This could be the start of a bad habit. I tuned into Bill Becker’s morning show on Labor Day and once again encountered the Chamber of Commerce PAC spokesperson, Jennifer Hulse make gobbledygook out of figures taken from the Army Corps of Engineers (ACE) Reconnaissance Report on the proposed channel dredging of Cut B.
Bill Becker was left sputtering and nearly speechless while Hulse claimed that widening the channel could create 1200 new jobs in Key West.
Becker asked, “You mean, another possible 1200 jobs if the channel is widened, versus if it is not?
Becker: “Where would these jobs come from?”
Hulse: “If we can bring in a higher class of passenger that generates more money to the city – that’s jobs created for the city.”
Becker: “So, widening the channel would give us more jobs — I mean — it would just trigger that?”
Hulse: That’s what the Reconnaissance Study says and I’m sure that’s what the Feasibility Study will say – in more detail.
There’s one really BIG problem. That’s not exactly what the Reconnaissance Report says. The job creation estimate is based on an assumption that the project will result in more and higher capacity cruise ships.
So, while the Chamber of Commerce keeps insisting that the intent is not to bring more people. The Army Corps’ estimate is based on bringing LOTS more people. The additional job creation would result from the necessity to provide services for all of the additional passengers and crew. In fact, the Army Corps estimates that as many as 1800 new jobs could be created. The other side of the equation, however, is that would require adding about 1.3 million new passengers and crew to our existing level. In other words, it would approximately triple the cruise ship presence in Key West.
Scaling back to the estimate of 1200 new jobs that Hulse suggested would be created, would only require the addition of about 845,000 additional passengers and crew. That more than doubles what we have today. Just think… double the number of Conch Trains, double the number of trolleys, double the number of $5 stores – you get the picture.
On one hand the Chamber claims that they are not interested in more passengers, but in the same breath, they are boasting about the job creation that would only be achieved if the number of disembarking passengers doubled.
But this is where their argument really falls apart. We don’t have 1200 unemployed workers and our present and future housing couldn’t accommodate them if we were even able to attract the required workers. Furthermore, would we really want to?

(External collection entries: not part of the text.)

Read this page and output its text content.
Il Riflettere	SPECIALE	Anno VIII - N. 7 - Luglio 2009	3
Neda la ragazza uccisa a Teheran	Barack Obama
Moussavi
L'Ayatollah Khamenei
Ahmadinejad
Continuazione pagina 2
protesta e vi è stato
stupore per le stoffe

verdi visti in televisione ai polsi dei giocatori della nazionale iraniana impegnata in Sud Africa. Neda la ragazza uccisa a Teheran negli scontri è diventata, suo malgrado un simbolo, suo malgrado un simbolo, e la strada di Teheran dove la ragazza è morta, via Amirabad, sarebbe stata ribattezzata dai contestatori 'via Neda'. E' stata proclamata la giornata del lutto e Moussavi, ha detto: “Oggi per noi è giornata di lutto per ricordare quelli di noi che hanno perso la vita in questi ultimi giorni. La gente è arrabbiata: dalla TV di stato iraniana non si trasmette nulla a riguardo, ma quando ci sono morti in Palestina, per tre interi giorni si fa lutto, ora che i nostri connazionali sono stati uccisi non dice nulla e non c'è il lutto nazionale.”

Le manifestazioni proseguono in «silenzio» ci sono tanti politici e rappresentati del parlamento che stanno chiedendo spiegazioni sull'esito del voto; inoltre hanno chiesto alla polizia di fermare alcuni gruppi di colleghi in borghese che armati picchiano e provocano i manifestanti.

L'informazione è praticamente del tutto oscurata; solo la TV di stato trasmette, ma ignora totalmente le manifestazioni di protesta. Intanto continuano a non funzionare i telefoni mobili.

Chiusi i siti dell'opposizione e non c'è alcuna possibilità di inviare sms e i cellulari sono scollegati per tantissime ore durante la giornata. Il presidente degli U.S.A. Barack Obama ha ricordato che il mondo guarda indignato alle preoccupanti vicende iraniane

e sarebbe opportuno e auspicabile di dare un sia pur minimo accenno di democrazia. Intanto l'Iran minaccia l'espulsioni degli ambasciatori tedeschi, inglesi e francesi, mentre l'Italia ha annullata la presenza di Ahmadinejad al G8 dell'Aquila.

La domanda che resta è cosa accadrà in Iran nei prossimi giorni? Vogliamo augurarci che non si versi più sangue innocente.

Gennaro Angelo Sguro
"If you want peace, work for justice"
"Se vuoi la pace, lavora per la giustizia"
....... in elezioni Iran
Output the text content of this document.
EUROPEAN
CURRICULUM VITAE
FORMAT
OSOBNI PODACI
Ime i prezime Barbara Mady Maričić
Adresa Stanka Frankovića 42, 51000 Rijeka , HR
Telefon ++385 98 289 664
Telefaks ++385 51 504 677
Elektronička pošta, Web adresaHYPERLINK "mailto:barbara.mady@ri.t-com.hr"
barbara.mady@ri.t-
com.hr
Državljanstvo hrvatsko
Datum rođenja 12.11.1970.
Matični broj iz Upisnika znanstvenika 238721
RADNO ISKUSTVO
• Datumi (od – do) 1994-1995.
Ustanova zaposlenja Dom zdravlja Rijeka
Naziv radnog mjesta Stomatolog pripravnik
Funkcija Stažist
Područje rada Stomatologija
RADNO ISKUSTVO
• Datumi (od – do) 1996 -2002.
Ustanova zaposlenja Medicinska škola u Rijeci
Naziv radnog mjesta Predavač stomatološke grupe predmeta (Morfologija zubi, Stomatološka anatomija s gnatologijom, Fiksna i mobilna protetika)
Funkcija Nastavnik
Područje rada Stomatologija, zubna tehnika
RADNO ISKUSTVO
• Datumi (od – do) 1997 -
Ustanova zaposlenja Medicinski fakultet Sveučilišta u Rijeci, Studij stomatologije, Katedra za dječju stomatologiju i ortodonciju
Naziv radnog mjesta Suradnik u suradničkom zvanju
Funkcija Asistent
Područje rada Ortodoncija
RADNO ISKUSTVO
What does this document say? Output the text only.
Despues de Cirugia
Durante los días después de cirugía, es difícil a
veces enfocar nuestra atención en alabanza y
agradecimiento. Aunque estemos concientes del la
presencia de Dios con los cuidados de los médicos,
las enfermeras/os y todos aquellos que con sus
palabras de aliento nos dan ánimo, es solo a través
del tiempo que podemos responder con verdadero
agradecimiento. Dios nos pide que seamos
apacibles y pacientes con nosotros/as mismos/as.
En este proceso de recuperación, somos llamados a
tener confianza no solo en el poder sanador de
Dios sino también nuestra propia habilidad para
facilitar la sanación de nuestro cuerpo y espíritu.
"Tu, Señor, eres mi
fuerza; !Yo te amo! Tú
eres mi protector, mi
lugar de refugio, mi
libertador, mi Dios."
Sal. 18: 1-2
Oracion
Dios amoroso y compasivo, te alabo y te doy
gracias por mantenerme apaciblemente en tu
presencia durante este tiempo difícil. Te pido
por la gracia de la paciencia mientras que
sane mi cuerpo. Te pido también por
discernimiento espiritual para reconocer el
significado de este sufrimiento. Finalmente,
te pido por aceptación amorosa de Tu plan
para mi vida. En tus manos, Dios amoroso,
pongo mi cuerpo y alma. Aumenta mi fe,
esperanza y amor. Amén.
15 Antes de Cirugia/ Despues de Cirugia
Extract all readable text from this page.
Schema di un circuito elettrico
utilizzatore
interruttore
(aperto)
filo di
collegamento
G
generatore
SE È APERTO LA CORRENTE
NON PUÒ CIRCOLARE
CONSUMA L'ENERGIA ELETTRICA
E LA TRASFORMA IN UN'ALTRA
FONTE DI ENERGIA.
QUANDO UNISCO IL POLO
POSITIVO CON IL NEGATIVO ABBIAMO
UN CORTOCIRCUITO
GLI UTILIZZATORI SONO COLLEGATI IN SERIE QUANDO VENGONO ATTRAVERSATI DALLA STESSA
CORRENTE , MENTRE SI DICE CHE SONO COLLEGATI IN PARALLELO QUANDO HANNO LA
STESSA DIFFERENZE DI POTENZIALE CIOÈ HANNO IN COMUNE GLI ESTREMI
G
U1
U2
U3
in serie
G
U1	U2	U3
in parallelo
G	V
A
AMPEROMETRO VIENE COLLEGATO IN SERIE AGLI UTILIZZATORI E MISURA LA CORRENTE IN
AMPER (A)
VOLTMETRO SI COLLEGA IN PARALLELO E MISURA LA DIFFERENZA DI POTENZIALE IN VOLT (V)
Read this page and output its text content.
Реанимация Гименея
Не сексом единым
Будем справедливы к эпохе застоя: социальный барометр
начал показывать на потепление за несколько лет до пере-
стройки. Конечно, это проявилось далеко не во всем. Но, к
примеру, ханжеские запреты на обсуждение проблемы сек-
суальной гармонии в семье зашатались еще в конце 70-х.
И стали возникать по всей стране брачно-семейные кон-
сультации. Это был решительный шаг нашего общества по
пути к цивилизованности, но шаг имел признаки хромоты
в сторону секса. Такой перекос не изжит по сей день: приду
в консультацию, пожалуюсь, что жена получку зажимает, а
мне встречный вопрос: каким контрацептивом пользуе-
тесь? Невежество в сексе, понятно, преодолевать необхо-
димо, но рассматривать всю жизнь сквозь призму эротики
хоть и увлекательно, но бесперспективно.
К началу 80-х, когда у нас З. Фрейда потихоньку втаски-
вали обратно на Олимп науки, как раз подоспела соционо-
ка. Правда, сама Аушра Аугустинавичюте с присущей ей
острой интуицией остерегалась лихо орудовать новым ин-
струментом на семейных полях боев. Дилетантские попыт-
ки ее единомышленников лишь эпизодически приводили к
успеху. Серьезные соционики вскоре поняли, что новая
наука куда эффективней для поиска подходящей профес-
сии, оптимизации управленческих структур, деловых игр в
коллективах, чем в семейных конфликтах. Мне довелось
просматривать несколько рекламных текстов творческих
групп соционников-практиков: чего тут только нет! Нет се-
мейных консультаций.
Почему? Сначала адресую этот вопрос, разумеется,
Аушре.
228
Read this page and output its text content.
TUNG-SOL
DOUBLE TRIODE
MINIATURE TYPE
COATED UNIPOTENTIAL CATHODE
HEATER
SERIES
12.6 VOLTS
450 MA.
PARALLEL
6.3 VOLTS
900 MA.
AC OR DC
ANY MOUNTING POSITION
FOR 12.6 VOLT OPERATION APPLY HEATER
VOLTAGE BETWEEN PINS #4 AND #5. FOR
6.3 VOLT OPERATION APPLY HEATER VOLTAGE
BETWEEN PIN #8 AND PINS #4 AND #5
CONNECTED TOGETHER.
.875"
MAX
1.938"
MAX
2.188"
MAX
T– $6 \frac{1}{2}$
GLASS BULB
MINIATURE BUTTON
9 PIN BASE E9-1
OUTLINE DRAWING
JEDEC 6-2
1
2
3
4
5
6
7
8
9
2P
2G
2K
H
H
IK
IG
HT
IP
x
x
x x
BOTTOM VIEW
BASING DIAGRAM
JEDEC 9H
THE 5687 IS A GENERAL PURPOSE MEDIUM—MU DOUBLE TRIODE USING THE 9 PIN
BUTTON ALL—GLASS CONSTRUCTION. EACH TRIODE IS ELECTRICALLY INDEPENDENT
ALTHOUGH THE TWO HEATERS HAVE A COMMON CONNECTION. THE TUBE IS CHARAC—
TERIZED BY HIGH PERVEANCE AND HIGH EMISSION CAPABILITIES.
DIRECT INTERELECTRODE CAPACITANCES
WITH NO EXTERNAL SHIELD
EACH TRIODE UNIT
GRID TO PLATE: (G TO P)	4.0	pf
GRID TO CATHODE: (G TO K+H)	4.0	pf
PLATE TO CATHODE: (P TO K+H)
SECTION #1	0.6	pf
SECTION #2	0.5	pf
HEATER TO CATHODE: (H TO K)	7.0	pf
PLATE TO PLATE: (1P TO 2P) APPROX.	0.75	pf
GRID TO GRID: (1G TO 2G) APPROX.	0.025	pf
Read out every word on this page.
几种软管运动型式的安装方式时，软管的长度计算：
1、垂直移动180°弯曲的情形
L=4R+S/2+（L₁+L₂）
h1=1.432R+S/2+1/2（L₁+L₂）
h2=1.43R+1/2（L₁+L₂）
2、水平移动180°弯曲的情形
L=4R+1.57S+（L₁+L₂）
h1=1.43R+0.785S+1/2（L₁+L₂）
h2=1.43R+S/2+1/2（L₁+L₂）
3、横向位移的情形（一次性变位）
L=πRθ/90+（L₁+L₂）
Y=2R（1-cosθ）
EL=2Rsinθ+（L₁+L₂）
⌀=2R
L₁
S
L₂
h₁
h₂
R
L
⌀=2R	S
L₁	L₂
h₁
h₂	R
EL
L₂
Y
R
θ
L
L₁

The Chamber’s new argument relies on job creation for workers that we don’t have and a housing shortage that already leads to the highest prices for living accommodations in the state. In a feeble attempt to create the need for more jobs, Hulse claims that Duval St. stores are already laying off employees due to the shrinking cruise disembarkations. Someone should alert the bean-counters, who note that Key West has shown steady decline in unemployment for the past four years – presently only 3.6%, or half of what it was in 2009.
However, the Chamber’s wet dream becomes even more nightmarish. It totally overlooks the environmental impacts of dredging, which the Report states will occur. Then add twice as many cruise ship passengers standing on the reef, flushing toilets, the cumulative impact of twice as much toxic sunscreen in the water, etc. Plus, the additional increased population to service them.
Bigger ships, more ships, double the number of cruise passengers with all of the negative accompanying impacts. The Chamber of Commerce wants to study how we can get there from here.
It’s all there, on page 29 of the Reconnaissance Study. Jennifer Hulse doesn’t want you to really look at what it says – she wants you to take her word for it. But you don’t get the (unneeded jobs) without the passengers. As Captain Tony would say, “there’s no free lunch.”